宋先生听秦氏这么说,也就没再反驳,“夫人知道就好,现在正是风口浪尖的时候,一步一步都必须小心。”
“我明白的,宋先生。”
“那就好,老爷呢?我去看看他!有些事需要跟他交代一士”尸。
“在书房书房议事,宋先生回来,他一定会很高兴的。”
“那我就去找老爷了,夫人告退。”
“宋先生慢走。”
等宋先生离开后,秦氏又体恤了一番王嬷嬷的辛苦。
王嬷嬷眉开眼笑,好秦氏聊了一会就离开了。
秦氏想了想,道:“看来,我得多花点心思了。”
自言自语完了,又重新安排了接待卢氏一家三口的事。
之前是敷衍,这一次却是慎重,要让人知道她待他们都是好的,不然谁会心甘情愿给她好处呢?
秦氏派遣的队伍,缓缓向蓟县的方向移动。
而此时的卢氏一家不知道京城的风云将会改变他们的一生卢氏正呆在云夫人的客厅里喝茶,虽然她不会品茶,但云夫人喜欢,而且也喜欢她带来的茶水。
“你最近倒是来得勤快。”云夫人笑道:“知道你着急,可都这么多年来,总不至于急在这几天,这一路去冀北可远着呢,没几个月怎么能成?”

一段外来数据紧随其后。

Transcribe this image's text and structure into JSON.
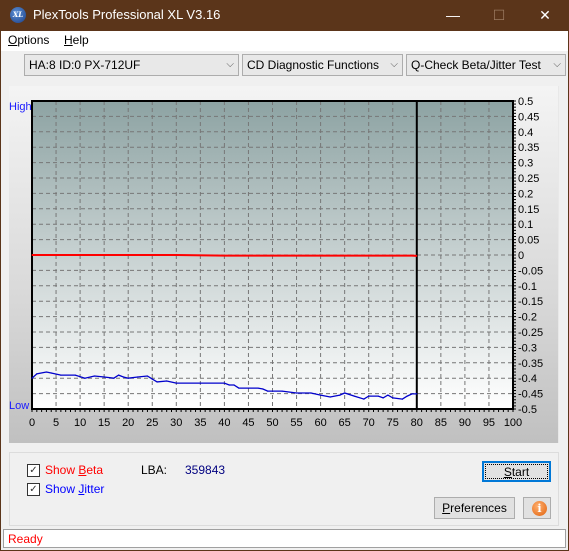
{
  "window": {
    "title": "PlexTools Professional XL V3.16",
    "icon": "xl-app-icon",
    "icon_text": "XL",
    "controls": {
      "minimize": "—",
      "maximize": "☐",
      "close": "✕"
    }
  },
  "menu": [
    {
      "label": "Options",
      "accel": "O",
      "rest": "ptions"
    },
    {
      "label": "Help",
      "accel": "H",
      "rest": "elp"
    }
  ],
  "toolbar": {
    "drive_select": "HA:8 ID:0  PX-712UF",
    "function_select": "CD Diagnostic Functions",
    "test_select": "Q-Check Beta/Jitter Test",
    "chevron": "⌵"
  },
  "chart_labels": {
    "high": "High",
    "low": "Low"
  },
  "chart_data": {
    "type": "line",
    "title": "",
    "xlabel": "",
    "ylabel": "",
    "xlim": [
      0,
      100
    ],
    "ylim": [
      -0.5,
      0.5
    ],
    "x_ticks": [
      "0",
      "5",
      "10",
      "15",
      "20",
      "25",
      "30",
      "35",
      "40",
      "45",
      "50",
      "55",
      "60",
      "65",
      "70",
      "75",
      "80",
      "85",
      "90",
      "95",
      "100"
    ],
    "y_ticks_right": [
      "0.5",
      "0.45",
      "0.4",
      "0.35",
      "0.3",
      "0.25",
      "0.2",
      "0.15",
      "0.1",
      "0.05",
      "0",
      "-0.05",
      "-0.1",
      "-0.15",
      "-0.2",
      "-0.25",
      "-0.3",
      "-0.35",
      "-0.4",
      "-0.45",
      "-0.5"
    ],
    "left_axis_labels": {
      "top": "High",
      "bottom": "Low"
    },
    "grid": true,
    "end_marker_x": 80,
    "series": [
      {
        "name": "Beta",
        "color": "#ff0000",
        "x": [
          0,
          5,
          10,
          20,
          30,
          40,
          50,
          60,
          70,
          79,
          80
        ],
        "values": [
          0.0,
          0.0,
          0.0,
          0.0,
          0.0,
          -0.002,
          -0.002,
          -0.002,
          -0.002,
          -0.002,
          -0.003
        ]
      },
      {
        "name": "Jitter",
        "color": "#0000cc",
        "x": [
          0,
          1,
          3,
          4,
          6,
          9,
          11,
          13,
          15,
          17,
          18,
          19,
          20,
          22,
          24,
          25,
          26,
          28,
          30,
          35,
          40,
          41,
          42,
          43,
          47,
          48,
          49,
          52,
          55,
          58,
          60,
          62,
          64,
          65,
          67,
          69,
          70,
          72,
          73,
          74,
          75,
          77,
          78,
          79,
          80
        ],
        "values": [
          -0.4,
          -0.386,
          -0.38,
          -0.383,
          -0.39,
          -0.39,
          -0.4,
          -0.393,
          -0.396,
          -0.4,
          -0.39,
          -0.396,
          -0.4,
          -0.396,
          -0.393,
          -0.403,
          -0.412,
          -0.409,
          -0.416,
          -0.416,
          -0.416,
          -0.422,
          -0.422,
          -0.432,
          -0.432,
          -0.435,
          -0.442,
          -0.442,
          -0.448,
          -0.448,
          -0.455,
          -0.461,
          -0.455,
          -0.448,
          -0.458,
          -0.468,
          -0.458,
          -0.458,
          -0.464,
          -0.455,
          -0.464,
          -0.468,
          -0.458,
          -0.451,
          -0.451
        ]
      }
    ]
  },
  "options": {
    "show_beta": {
      "label_pre": "Show ",
      "accel": "B",
      "label_post": "eta",
      "checked": true,
      "color": "#ff0000"
    },
    "show_jitter": {
      "label_pre": "Show ",
      "accel": "J",
      "label_post": "itter",
      "checked": true,
      "color": "#0000ff"
    },
    "lba_label": "LBA:",
    "lba_value": "359843"
  },
  "buttons": {
    "start": {
      "accel": "S",
      "rest": "tart"
    },
    "preferences": {
      "accel": "P",
      "rest": "references"
    },
    "info": "i"
  },
  "status": {
    "text": "Ready",
    "color": "#ff0000"
  }
}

“我知道,我都知道。”卢氏走过去,“可是,你知道我的,被当了这么多年的寡妇,也收了不少白眼,以前我都忍下来了,现在又怎么忍不下来?我只是,就算有一点点机会也要牢牢抓住,我不想让我的丘哥儿,多哥儿遭受别人的非议。”
“更何况,如今多哥儿眼看着一天比一天长大,也是说亲的时候了,要是相公能回来,多哥儿就能多一份保障,这一想着,就总是做不住,忍不住来妹妹这儿说话了。”
云夫人想起这两天来收到的来自京中的消息,又看了一眼满脸期待的卢氏,叹了口气。
“姐姐,你我以姐妹相称,姐姐能不能答应我一件事?”
“妹妹有什么话直说就是,你我的关系,难道我还能拒绝不成?”
“姐姐,不管发生什么事,请你一定要冷静!”云夫人突然变得严肃起来,卢氏心里咯噔一声,心里想着最好不要听,可是却控制不住,不管邵瑞德是死是活,她都要知道消息。
“什么?到底怎么回事,你这么慎重?”卢氏如此道。
云夫人叹了口气,“我原本,是不想说的,可是这日子越拉越近,竟是不得不说了,姐姐,你听着,接下来不管我说了什么,你也一定要冷静。”